Alimente-se várias vezes ao dia: o corpo trabalha continuamente buscando o equilíbrio (homeostase). Por isso devemos ajudar o corpo a utilizar esse recurso natural: devemos dividir nossas refeições diárias em 05 – 06 refeições, justamente para que o corpo não procure uma economia energética como ocorre quando ingerirmos 03 refeições diárias ou utilizamos dietas hipocalóricas: o corpo inicialmente queima o mesmo número de calorias, que resultará em perda de peso corporal durante um período. Porém, quando perceber a quebra da homeostase, ele irá ajustar-se para compensar a diminuição na oferta do alimento, diminuindo a TMB (taxa metabólica em repouso). Refeições freqüentes durante o dia evitam a diminuição do metabolismo, contribuindo para a utilização dos nutrientes na produção de energia imediata.

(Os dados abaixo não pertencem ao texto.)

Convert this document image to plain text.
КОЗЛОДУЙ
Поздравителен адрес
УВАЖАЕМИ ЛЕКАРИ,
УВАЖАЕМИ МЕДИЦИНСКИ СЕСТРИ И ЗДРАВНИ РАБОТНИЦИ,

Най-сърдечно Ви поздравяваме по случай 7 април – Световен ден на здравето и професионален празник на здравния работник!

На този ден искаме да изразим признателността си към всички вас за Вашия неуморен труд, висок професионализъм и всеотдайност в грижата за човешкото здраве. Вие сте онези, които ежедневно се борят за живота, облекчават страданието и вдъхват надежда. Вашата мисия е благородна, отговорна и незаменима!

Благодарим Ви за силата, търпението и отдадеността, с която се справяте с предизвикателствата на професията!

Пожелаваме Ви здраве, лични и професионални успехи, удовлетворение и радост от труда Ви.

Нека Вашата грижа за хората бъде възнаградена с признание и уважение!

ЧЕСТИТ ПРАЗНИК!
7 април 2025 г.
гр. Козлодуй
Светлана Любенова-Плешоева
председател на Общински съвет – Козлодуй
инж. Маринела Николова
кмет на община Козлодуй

Reduza a ingestão de gorduras: o organismo trabalha muito mais intensamente queimando carboidratos do que gorduras, ou seja, o efeito térmico ou a energia consumida para metabolizar as gorduras é menor do que a utilizada na queima dos carboidratos. Vinte por cento, ou menos, das calorias totais diárias corresponderiam às gorduras em uma dieta convencional.Adeqüe melhor a ingestão das proteínas: ofereça ao organismo proteínas suficientes para que elas façam seu trabalho: desenvolver e reconstruir os tecidos, principalmente o tecido muscular. Dieta hiperproteica além de ser severa no ponto de vista de manutenção da mesma, promovem desidratação (por isso que as pessoas ficam maravilhadas com o resultados obtidos!), comprometimento da capacidade de permanecer contraindo o músculo durante determinado tempo sem que ocorra a fadiga e a sobrecarga do sistema renal (devido a desidratação provocada). Mesmo assim, é consenso que para perder gordura e manter a massa muscular intacta, deve-se ingerir 1,6 – 2,0 grama/kg/dia de proteínas, o que eqüivale a 15% a 25% das calorias diárias totais.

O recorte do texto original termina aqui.